Justice Minister Naomi Long announced today that the contract for the Nightingale courts and tribunals venue at the International Convention Centre (ICC) Belfast has been renewed for another three months.
As work continues to reduce the backlog of cases built up prior to and during the pandemic, Minister Long confirmed the Northern Ireland Courts and Tribunals Service (NICTS) has taken up the option to extend the contract to use the ICC as a Covid-safe venue.
Minister Long said: “The ICC Belfast has played a crucial role in ensuring that our courts have been able to operate safely in the city for all court users.
“The venue has enabled NICTS to ensure that inquests can go ahead safely with in-person and hybrid hearings that deploy courtroom technology.
“Juror assembly has taken place in the venue. Consultation spaces for lawyers and their clients attending court have been available since March offering the chance for parties to resolve disputes before court proceedings take place.

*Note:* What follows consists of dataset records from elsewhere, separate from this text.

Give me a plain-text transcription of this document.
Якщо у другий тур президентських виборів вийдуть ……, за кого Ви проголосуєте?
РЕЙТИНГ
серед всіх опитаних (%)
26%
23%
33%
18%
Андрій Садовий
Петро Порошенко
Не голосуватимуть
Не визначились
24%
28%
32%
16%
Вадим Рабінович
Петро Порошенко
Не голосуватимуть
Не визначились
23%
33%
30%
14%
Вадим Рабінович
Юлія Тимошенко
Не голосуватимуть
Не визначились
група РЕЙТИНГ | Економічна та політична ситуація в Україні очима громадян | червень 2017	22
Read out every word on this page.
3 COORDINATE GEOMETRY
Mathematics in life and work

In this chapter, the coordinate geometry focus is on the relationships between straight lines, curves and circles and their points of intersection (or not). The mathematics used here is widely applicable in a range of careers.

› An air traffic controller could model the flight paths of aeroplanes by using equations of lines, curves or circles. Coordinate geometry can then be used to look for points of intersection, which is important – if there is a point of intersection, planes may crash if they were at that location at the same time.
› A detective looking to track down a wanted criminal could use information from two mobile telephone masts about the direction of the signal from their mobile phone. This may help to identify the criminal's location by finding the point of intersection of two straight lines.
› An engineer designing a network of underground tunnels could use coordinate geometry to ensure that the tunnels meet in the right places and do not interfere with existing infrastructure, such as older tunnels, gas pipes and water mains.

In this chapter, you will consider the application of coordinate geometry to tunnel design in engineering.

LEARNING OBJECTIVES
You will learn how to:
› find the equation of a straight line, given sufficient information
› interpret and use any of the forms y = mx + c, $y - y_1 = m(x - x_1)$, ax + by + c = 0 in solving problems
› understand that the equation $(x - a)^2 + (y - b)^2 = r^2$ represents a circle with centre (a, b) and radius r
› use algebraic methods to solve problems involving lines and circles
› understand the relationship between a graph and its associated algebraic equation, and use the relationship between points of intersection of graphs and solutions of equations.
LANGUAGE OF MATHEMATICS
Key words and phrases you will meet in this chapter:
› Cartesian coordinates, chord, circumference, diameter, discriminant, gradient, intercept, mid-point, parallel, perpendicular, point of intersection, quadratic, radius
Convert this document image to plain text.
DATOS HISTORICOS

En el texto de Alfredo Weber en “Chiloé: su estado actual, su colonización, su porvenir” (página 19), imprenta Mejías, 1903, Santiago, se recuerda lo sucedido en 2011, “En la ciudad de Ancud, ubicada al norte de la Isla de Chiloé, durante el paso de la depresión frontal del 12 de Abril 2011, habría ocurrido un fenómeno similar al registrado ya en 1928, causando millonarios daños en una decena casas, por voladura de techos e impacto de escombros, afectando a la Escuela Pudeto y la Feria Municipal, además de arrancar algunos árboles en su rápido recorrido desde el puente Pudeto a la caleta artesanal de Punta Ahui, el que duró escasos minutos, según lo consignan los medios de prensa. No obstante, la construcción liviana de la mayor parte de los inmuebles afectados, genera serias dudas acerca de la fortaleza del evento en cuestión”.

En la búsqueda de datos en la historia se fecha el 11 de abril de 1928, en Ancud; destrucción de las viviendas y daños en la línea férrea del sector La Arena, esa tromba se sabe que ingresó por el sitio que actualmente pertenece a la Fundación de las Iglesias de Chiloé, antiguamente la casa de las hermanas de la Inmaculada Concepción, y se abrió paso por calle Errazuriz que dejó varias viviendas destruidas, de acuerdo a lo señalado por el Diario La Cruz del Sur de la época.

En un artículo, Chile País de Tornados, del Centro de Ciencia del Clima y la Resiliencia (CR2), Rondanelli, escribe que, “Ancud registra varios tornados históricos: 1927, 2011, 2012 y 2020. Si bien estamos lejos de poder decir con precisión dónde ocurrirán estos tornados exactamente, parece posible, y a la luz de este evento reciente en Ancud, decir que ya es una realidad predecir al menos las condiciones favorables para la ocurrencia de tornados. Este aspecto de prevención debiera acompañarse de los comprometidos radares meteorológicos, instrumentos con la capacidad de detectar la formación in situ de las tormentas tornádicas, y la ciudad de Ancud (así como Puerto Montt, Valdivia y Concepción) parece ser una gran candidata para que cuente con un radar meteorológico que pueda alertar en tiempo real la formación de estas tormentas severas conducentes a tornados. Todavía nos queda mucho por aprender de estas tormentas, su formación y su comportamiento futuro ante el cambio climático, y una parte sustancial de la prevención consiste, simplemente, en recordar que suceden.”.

Back office staff in NICTS have also moved into the building.
“Later this month, the Small Claims Court and the Appeals Service will hold hearings for the first time there."
I am delighted such an important asset, as the ICC Belfast undoubtedly is, has been put to use in this way and I am grateful to its leadership team and staff who have not only provided the venue but who have worked very closely and effectively with NICTS, the judiciary and the legal profession to provide a safe space for courts and tribunals users.
The contract will run until the end of June 2021, after which the requirements will be reviewed.
The Minister noted that work was also continuing to increase the number of Crown Court venues, two additional adapted courtrooms opening in Laganside Courts in Belfast and another due for completion to mid-April.
On completion of adaptations to a further courtroom in mid-April, Laganside Courts will be able to accommodate up to five jury trials – three of which may be multi-defendant.
Three further Crown Court venues are also due in to come into operation after Easter in Dungannon, Antrim and Newry.
The Minister said: “Considerable work has taken place across the justice system to ensure our courts and tribunals have been able to function and to start to get near the position we were in before the pandemic struck.
“Prior to lockdown, there were 8.000 criminal cases in the court system which rose to 12,800 when court operations were significantly limited during the initial phase of the pandemic.
“The most recent real time management information indicates that that figure now stands at around 10,500 cases which is a significant achievement.
“With the reopening of more courts, there have been more cases disposed by the courts than received and the caseload has reduced.
However the deployment of courtroom technology to facilitate remote and hybrid court and tribunal hearings has played a significant role as well and as we modernise our courts and tribunals system, we will absorb the operational lessons of the pandemic and retain best practice.
“As the situation around Covid continues to evolve, NICTS will continue to work closely with the judiciary, with tribunal panel members and public health bodies to assess the implications for all its operations and to make sure all activity at the Nightingale venue and its properties can be conducted safely.”
ICC Belfast, Waterfront Hall and Ulster Hall’s chief executive Julia Corkey said: We are pleased to continue our support of the NICTS in its back office, courts and tribunals operations.
Thanks to the collaborative approach taken by both teams, the Nightingale venue has been running smoothly and solid progress has been made towards the reducing the backlog of cases in a Covid secure way.